A Place to Slip Into Something Comfortable
‘Casa Valentina,’ a New Play by Harvey Fierstein
Ben Brantley
April 23, 2014: A beguilingly gentle magic whispers amid the speechifying of Casa Valentina, Harvey Fierstein’s prolix play about cross-dressing in the Catskills in the early 1960s. This intermittent, quiet enchantment is generated by men who otherwise tend to obstreperousness. But put any one of them in front of a mirror, with a tube of lipstick and some eyeliner, and he falls into a wordless rapture, as silent and luminous as a newly lighted candle. Directed with unexpected ripples of beauty by Joe Mantello, Casa Valentina, which opened on Wednesday night at the Samuel J. Friedman Theater, conveys the blessed consummation that occurs for ordinary people when they’re transformed externally into what they think they are inside.
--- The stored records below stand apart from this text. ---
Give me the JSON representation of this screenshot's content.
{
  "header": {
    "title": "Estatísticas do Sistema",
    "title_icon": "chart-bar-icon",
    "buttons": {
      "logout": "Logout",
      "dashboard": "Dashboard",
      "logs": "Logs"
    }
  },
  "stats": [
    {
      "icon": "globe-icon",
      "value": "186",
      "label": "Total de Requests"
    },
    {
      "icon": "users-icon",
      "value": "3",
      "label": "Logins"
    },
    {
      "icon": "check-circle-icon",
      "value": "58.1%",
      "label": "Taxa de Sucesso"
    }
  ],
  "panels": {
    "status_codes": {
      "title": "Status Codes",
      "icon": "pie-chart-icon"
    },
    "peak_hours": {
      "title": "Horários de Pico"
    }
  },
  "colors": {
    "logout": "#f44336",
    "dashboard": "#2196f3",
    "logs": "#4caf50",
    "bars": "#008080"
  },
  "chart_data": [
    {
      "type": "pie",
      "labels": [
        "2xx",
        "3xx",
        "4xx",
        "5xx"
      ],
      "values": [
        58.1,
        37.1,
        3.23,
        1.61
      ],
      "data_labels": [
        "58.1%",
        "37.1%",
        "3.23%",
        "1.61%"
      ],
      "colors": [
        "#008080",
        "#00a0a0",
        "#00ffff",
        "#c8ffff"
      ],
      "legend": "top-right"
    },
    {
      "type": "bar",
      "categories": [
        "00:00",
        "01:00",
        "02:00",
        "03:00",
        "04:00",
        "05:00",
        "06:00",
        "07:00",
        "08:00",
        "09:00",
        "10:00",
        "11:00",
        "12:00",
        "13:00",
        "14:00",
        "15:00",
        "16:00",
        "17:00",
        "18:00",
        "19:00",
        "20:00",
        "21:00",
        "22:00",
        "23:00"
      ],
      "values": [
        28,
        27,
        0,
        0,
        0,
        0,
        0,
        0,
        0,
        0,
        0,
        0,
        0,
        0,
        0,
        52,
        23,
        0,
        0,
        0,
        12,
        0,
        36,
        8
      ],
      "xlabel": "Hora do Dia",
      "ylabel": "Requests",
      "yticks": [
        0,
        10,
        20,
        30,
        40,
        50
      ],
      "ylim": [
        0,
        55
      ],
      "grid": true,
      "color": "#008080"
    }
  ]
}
As a Tony-winning chronicler of the lives of drag performers, in Torch Song Trilogy and the musicals La Cage Aux Folles and Kinky Boots, Mr. Fierstein has dealt with similar material before. But the central characters in those earlier works were gay. The men who populate “Casa Valentina” — expertly embodied by a cast led by Patrick Page and Reed Birney — are emphatically heterosexual. Or so they say, and mostly you have no reason to doubt them. Yet while they never quite eradicate their masculine miens and mannerisms, they never feel more truly themselves than when they’re wearing women’s clothes.